Live Bloomberg ticker as of read; futures and opens move quickly.
| Instrument | Last | Change |
|---|---|---|
| S&P 500 | 7,140.50 | +0.47% |
| Nasdaq | 24,678.72 | +0.84% |
| Bloomberg 500 (B500) | 2,574.15 | +0.52% |
| FTSE 100 | 10,332.79 | +0.11% |
| US 10y Treasury | 4.35% | unch |
| EUR/USD | 1.17 | +0.09% |
| GBP/USD | 1.35 | +0.14% |
| Crude oil (WTI) | $99.99 | +3.76% |
| Gold | $4,609.10 | +1.80% |
For context, Tuesday's US cash close: S&P 500 −0.49% to 7,138.80, Nasdaq −0.9% to 24,663.80, Dow essentially flat. Today's pre-open shows a modest rebound bid.
Iran is still the dominant macro thread. WTI is back near $100, up almost four percent on the session, with the UAE's planned May OPEC exit layering a structural shift on top of the cyclical war premium. Trump's response to Tehran's Hormuz-for-blockade-lift offer reportedly comes down to the missing nuclear element — Rubio's framing was that any deal must definitively prevent a sprint to a weapon.

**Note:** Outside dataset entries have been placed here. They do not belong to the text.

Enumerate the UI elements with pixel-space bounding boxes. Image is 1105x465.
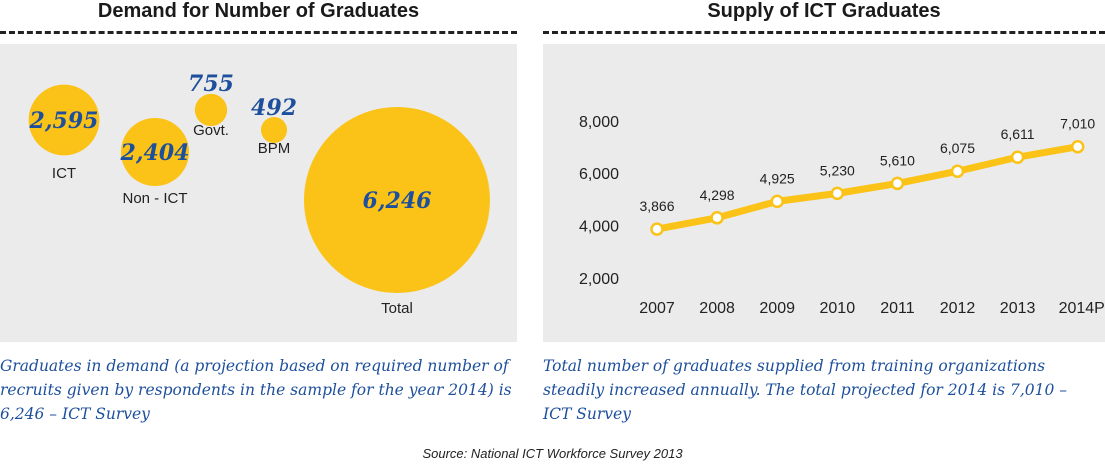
bubble-nonict [120, 117, 190, 187]
data-point [1070, 139, 1085, 154]
data-point [830, 186, 845, 201]
data-point [650, 222, 664, 236]
bubble-value: 2,404 [120, 140, 190, 166]
data-label: 6,075 [940, 140, 975, 156]
data-point [890, 176, 905, 191]
bubble-total [304, 107, 490, 293]
data-point [950, 164, 965, 178]
y-tick-label: 8,000 [579, 114, 619, 131]
y-tick-label: 4,000 [579, 219, 619, 236]
bubble-bpm [260, 116, 288, 144]
data-point [770, 194, 784, 209]
x-tick-label: 2010 [820, 300, 856, 317]
y-tick-label: 6,000 [579, 166, 619, 183]
source-note: Source: National ICT Workforce Survey 20… [422, 446, 683, 461]
x-tick-label: 2008 [699, 300, 735, 317]
x-tick-label: 2011 [880, 300, 915, 317]
bubble-label: Govt. [193, 122, 229, 139]
bubble-label: Non - ICT [122, 190, 187, 207]
bubble-label: BPM [258, 140, 291, 157]
x-tick-label: 2012 [940, 300, 976, 317]
bubble-value: 2,595 [29, 108, 99, 134]
demand-title: Demand for Number of Graduates [97, 0, 420, 22]
bubble-ict [28, 84, 100, 156]
series-line [656, 143, 1079, 233]
bubble-value: 755 [188, 71, 234, 97]
x-tick-label: 2013 [1000, 300, 1036, 317]
x-tick-label: 2014P [1059, 300, 1105, 317]
data-point [710, 211, 724, 225]
data-label: 3,866 [639, 198, 674, 214]
data-label: 5,230 [820, 162, 855, 178]
supply-title: Supply of ICT Graduates [707, 0, 941, 22]
data-label: 7,010 [1060, 116, 1095, 132]
data-label: 4,298 [700, 187, 735, 203]
data-point [1010, 150, 1025, 164]
x-tick-label: 2007 [639, 300, 675, 317]
x-tick-label: 2009 [759, 300, 795, 317]
divider [0, 31, 517, 34]
y-tick-label: 2,000 [579, 271, 619, 288]
divider [543, 31, 1105, 34]
demand-caption: Graduates in demand (a projection based … [0, 357, 512, 423]
bubble-label: Total [381, 300, 413, 317]
supply-caption: Total number of graduates supplied from … [543, 357, 1068, 423]
bubble-value: 492 [251, 95, 297, 121]
data-label: 5,610 [880, 152, 915, 168]
bubble-govt [194, 93, 228, 127]
data-label: 4,925 [760, 170, 795, 186]
data-label: 6,611 [1001, 126, 1035, 142]
bubble-value: 6,246 [363, 188, 432, 214]
bubble-label: ICT [52, 165, 76, 182]
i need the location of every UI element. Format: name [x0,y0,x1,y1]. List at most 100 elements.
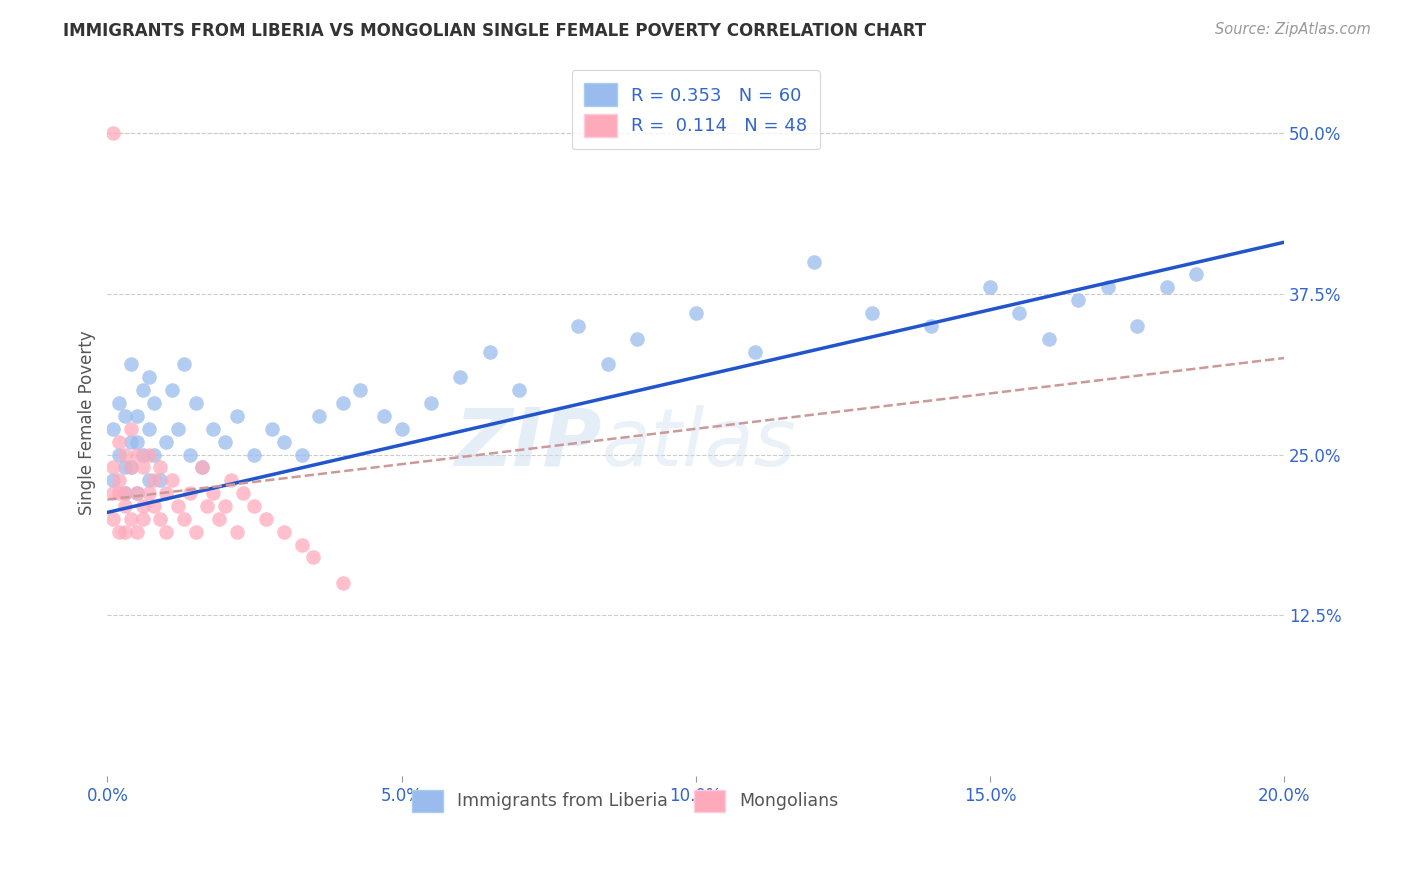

The ceasefire holds technically, but the blockade is the leverage.
Inflation expectations are responding. Treasuries softened on the oil bid, and the World Bank now projects commodity prices at a four-year high in 2026. Bank of Canada is expected to hold despite the oil shock. Bloomberg's Big Take on "the billion-barrel Hormuz oil shock" argues demand destruction is the next leg — worth a read for the Fed-pricing implications.
The OpenAI growth-doubt narrative is the live tech story. Tuesday's tape took the hit; today the company is publicly defending its trajectory. The structural shift is Microsoft relinquishing exclusivity on OpenAI distribution, which clears Amazon to resell — a meaningful change in cloud-AI economics. Adjacent threads: Google has been cleared to sell its AI for classified Pentagon work, and Bloomberg estimates the AI buildout will triple the US power-equipment market to $65bn. Musk's lawyer's "mockery" jab at Altman is noise but adds to the legal-overhang theme around OpenAI's structure.
FTSE 100 is barely positive at the open (+0.11%); banks are leading on the broader continent ahead of a heavy earnings cluster — Barclays, UBS, Deutsche Bank, BNP Paribas all reporting this week. ECB and BoE both decide tomorrow. King Charles addresses the US Congress today, with Bloomberg's read that the visit lands at a low point in the so-called "special relationship," and downside risk if a UK envoy's recent remarks on US ties are read as official policy.
Brussels is exploring rolling over Covid-era debt as spending pressures build — early signal for the joint-debt debate ahead of summer. Commerzbank pushed back sharply on UniCredit's takeover overtures, an escalation in a 19-month campaign. Barclays' £66bn non-bank-lending exposure stays in the headlines next to Dimon's credit-cycle warning. Bank of Italy urged the Meloni government to keep a tight eye on spending.
Bank of Japan's hawkish hold leaves JPY as the actionable trade — watch for MoF rhetoric if it slips further. Citadel's Dubai green light is the financial-services counterpoint to the Gulf-tension story. Indian markets continue to absorb US–Iran war volatility; Bloomberg's "where to invest 10 lakh rupees" piece reflects domestic positioning around it. China-side, Longi reported a wider Q1 loss; Bloomberg Explainers continue to flag China's affordable AI as a competitive concern for Silicon Valley, with the Manus-Meta acquisition under regulatory cloud.